Naquela época, ele se tornou o membro mais jovem do pequeno grupo de elite de artistas que são EGOTs – vencedores dos prêmios Emmy, Grammy, Oscar e Tony. Ele também sabia que a arena altamente competitiva de conversas diurnas era um notório campo minado para muitas estrelas importantes, levando ao rápido fracasso.
Mas ele não ficou surpreso. Poucos dias antes da estreia de “The Jennifer Hudson Show”, ela o considerou o presente de aniversário perfeito.
“Vai ser um grande presente”, disse ele perto do set da Warner Bros., que produz a série. “Se eu não estivesse trabalhando no meu aniversário, é isso que eu gostaria de fazer – fazer um show ou um palco… Gosto de desafios… é um campo difícil. Você sempre me verá tentando.”
O ator expressou ainda mais entusiasmo na quinta-feira após renovar seu programa sindicalizado para uma quinta temporada, trazendo um sol bem-vindo ao mundo da tarde que foi abalado nas últimas semanas pelas saídas das populares apresentadoras Kelly Clarkson e Sherri Shepherd.
Hudson e Drew Barrymore, que apresentaram seu próprio programa até 2020, são os únicos sobreviventes do gênero de talk show vespertino focado em celebridades. (A apresentação de Tamron Hall concentra-se mais em questões e tendências atuais.)
Fontes dizem que os contínuos problemas econômicos de Hollywood e a explosão de podcasts de vídeo apresentados por estrelas como Amy Poehler, Conan O’Brien, Dax Shepard e o trio de atores “Smartless” Jason Bateman, Will Arnett e Sean Hayes paralisaram completamente o mainstream diurno.
As ondas de rádio têm repercutido na indústria da televisão diurna desde o início de fevereiro, quando Clarkson disse que encerraria o talk show vencedor do Emmy no final de sua atual sétima temporada por motivos pessoais. Poucas horas depois, os produtores de “Sherri” anunciaram que cancelariam a série, tornando o cancelamento “o mundo em evolução da televisão diurna”. Shepherd disse recentemente que estava lutando para salvar o show.
Rumores sobre o futuro do show de Hudson aumentaram desde esses anúncios. Embora alguns observadores considerassem Hudson um participante diurno improvável, ele se estabeleceu como um anfitrião envolvente e caloroso, conectando-se com participantes apaixonados do estúdio e pontuando o show com apresentações musicais e duetos com convidados.
O show também usou agressivamente as redes sociais para promover o Tunnel Spirit, onde a equipe se alinha nos corredores para cumprimentar as celebridades com gritos no palco.

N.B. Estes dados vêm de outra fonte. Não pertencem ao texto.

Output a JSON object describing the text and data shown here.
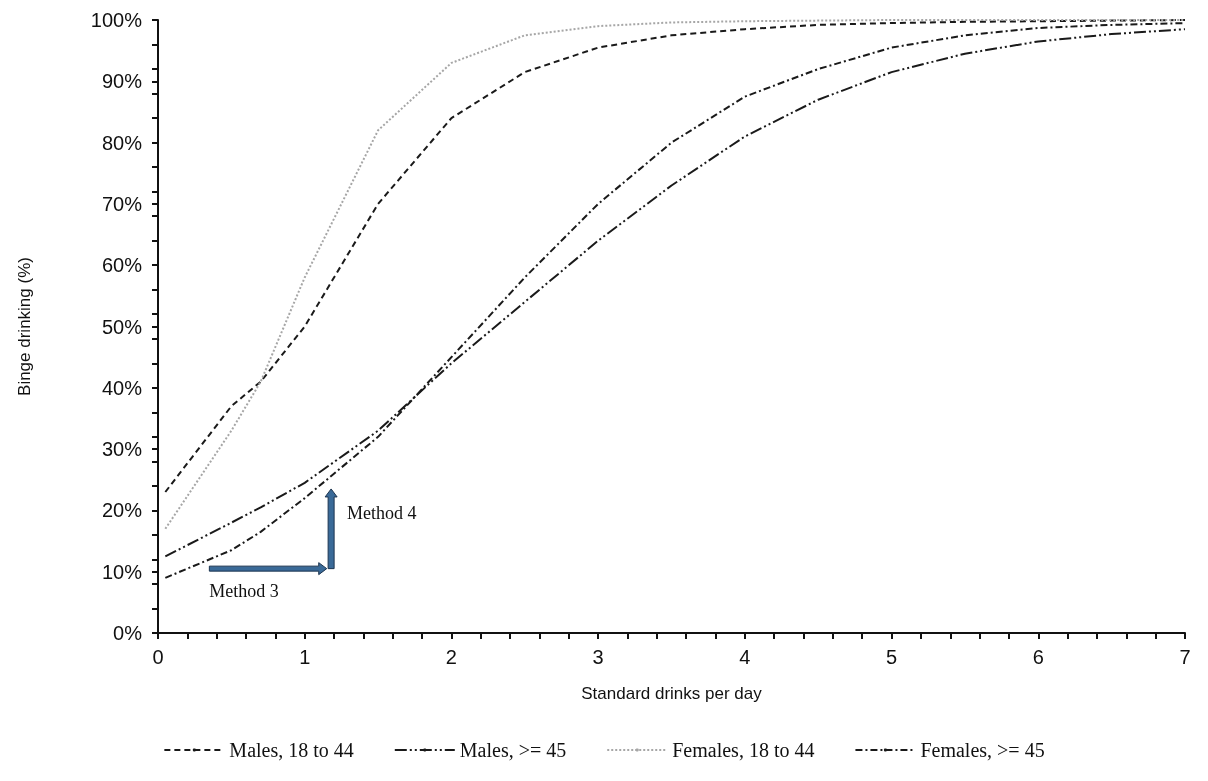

O produtor diz que tem mais de seis bilhões de visualizações.
“The Jennifer Hudson Show” substitui o talk show de Ellen DeGeneres, que termina em 2022, já dura quase 20 anos e é produzido pela Warner Bros.
Especialistas dizem que o clima actual reflecte a natureza das conversas diurnas, reminiscentes da era da “conversa fiada” dos anos 90, quando as conversas à tarde enfatizavam confrontos violentos e tópicos provocativos, muitas vezes sexuais.

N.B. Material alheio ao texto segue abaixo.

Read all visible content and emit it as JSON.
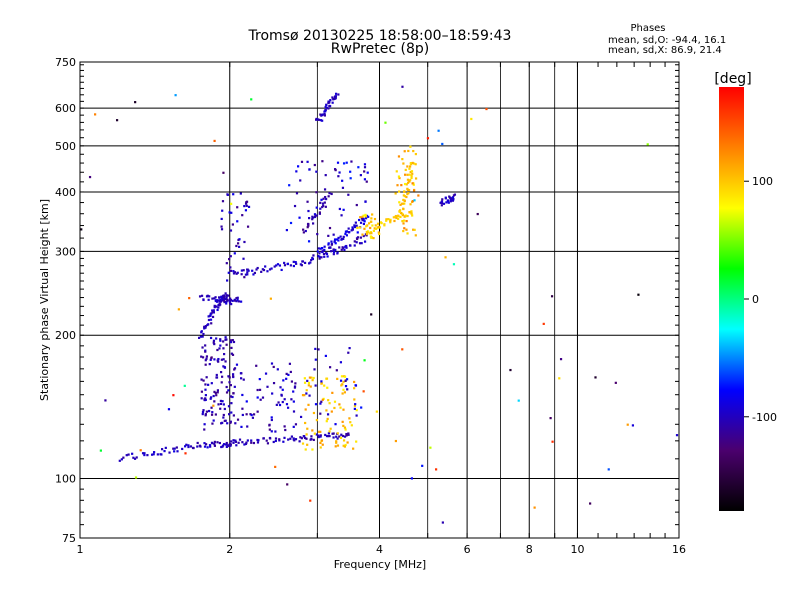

“O dia sempre passou por esses ciclos, então isso não é novidade”, disse Rachel Schwartz, chefe do Daytime Emmys e do Children & Family Emmys. E os podcasts de vídeo parecem fazer parte deste último ciclo.
“Hoje, os ouvintes estão provando que têm muita fome de podcasts, o que está impactando o mundo da televisão diurna”, disse ele. “Os podcasts podem ser um pouco mais focados nas celebridades. É como se os ouvintes estivessem sentados com amigos. E os convidados podem ficar mais confortáveis.”

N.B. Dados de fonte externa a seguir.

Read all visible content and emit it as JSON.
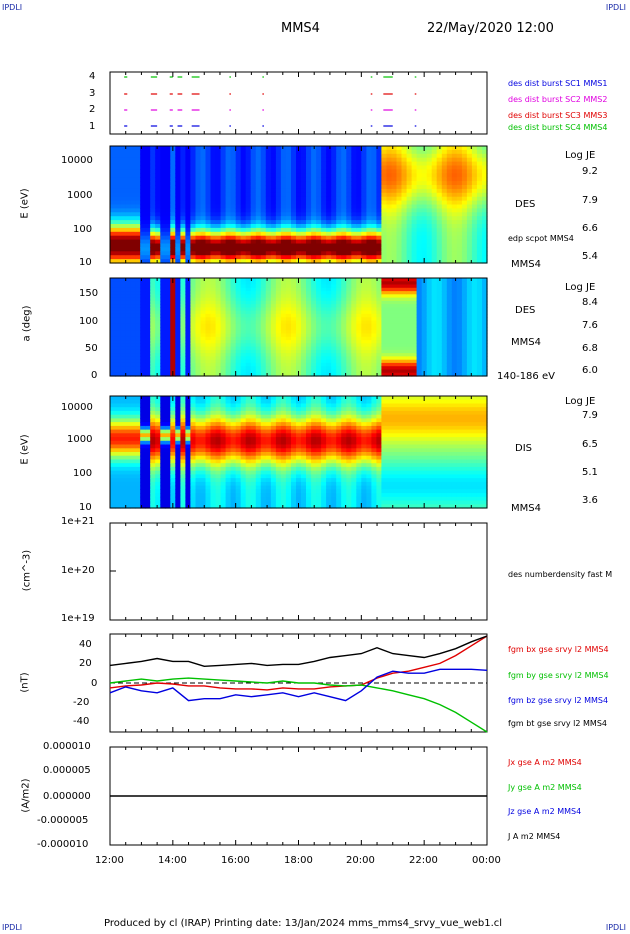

Pamela Rutledge, diretora do Centro de Pesquisa em Psicologia da Mídia, que investiga a psicologia da interação humana com a mídia e a tecnologia, disse que embora os podcasts ofereçam uma conversa com o mesmo apresentador, a voz e a presença diária dão às celebridades mais controle, intimidade e influência sem as restrições e restrições da televisão.
“Os apresentadores de podcast tendem a ser parceiros de conversa, não ‘anfitriões’ ou moderadores”, diz ele. “Os talk shows estão no meio do espectro do voyeurismo – muito seletivos em termos de tempo, ritmo e intervalos comerciais para parecerem íntimos e muito controlados para serem emocionantes.”
Rutledge acrescentou que manter a televisão, as equipas e recrutar grandes audiências está a tornar-se cada vez mais importante para os produtores, que procuram cada vez mais outros tipos de plataformas digitais e sociais que sejam mais atraentes para os anunciantes.